Alors, une fois ceci bien calé dans l’esprit, écoutons les fondateurs, écoutons l’un d’eux, Xavier : «  Nous, on arrivait dans la région, on était des néo ruraux en somme et il nous manquait un lieu de rencontre, un lieu où on se sentirait bien.. On était quelques uns… Moi personnellement, j’entendais des discours sur la mort du bénévolat et ça m’énervait… En 2006, on crée une association disons de préfiguration, on commence à faire des réunions et on se rend compte qu’il y a une attente… Des gens viennent, peut être une vingtaine…On se constitue un petit réseau.. Des amis d’amis… ».

Permettre les rencontres, mettre la culture à la portée de tous…

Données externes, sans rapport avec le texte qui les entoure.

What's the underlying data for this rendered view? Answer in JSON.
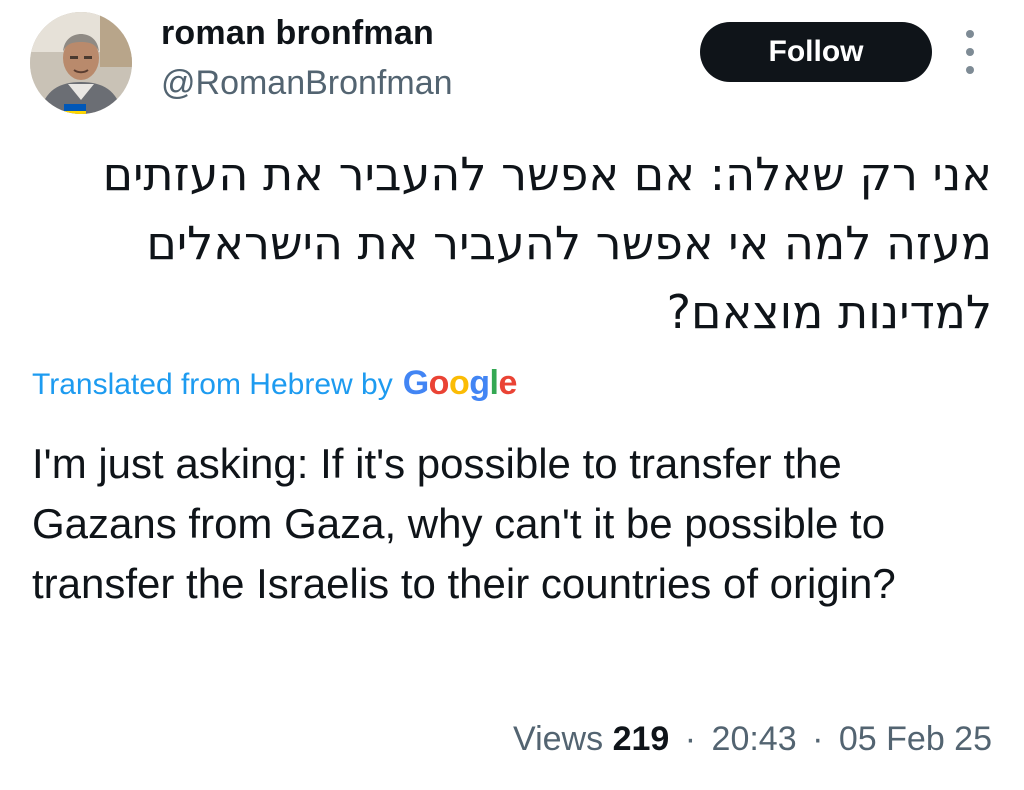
{
  "author": {
    "name": "roman bronfman",
    "handle": "@RomanBronfman"
  },
  "actions": {
    "follow_label": "Follow",
    "more_icon": "more-vertical-icon"
  },
  "tweet": {
    "hebrew_text": "אני רק שאלה: אם אפשר להעביר את העזתים מעזה למה אי אפשר להעביר את הישראלים למדינות מוצאם?",
    "translated_from": "Translated from Hebrew by",
    "google_logo_text": "Google",
    "translation": "I'm just asking: If it's possible to transfer the Gazans from Gaza, why can't it be possible to transfer the Israelis to their countries of origin?"
  },
  "meta": {
    "views_label": "Views",
    "views_count": "219",
    "separator": "·",
    "time": "20:43",
    "date": "05 Feb 25"
  },
  "colors": {
    "accent": "#1d9bf0",
    "text_primary": "#0f1419",
    "text_secondary": "#536471",
    "button_bg": "#0f1419",
    "google_blue": "#4285f4",
    "google_red": "#ea4335",
    "google_yellow": "#fbbc05",
    "google_green": "#34a853"
  }
}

Les premiers temps sont consacrés à définir ce que veulent les gens présents lors des réunions : un lieu de rencontres ? OK. Un lieu de concerts ? OK aussi. Un lieu de partage de savoirs autour de l’écrit et de la lecture, OK toujours. Emerge doucement un minima d’accords et de valeurs communes. Alors on décide de faire une charte. Mais comme on n’y connaît pas grand chose, on se rapproche de ce qui se fait ailleurs, c’est humain. Là, des gens connaissent l’expérience du café associatif Les Augustes à Clermont-Ferrand, d’autres celui du Remue-méninges à Saint Etienne. On va voir, on prend contact, on s’inspire : tiens, il y a même une fédération des cafés culturels quelque part ! Très vite, le projet s’inscrit dans un cadre, celui de l’éducation populaire : «  on voulait permettre à des publics différents de se rencontrer. On voulait aussi mettre la culture à la portée de tous. Et donc proposer des activités gratuites dans la mesure du possible. ».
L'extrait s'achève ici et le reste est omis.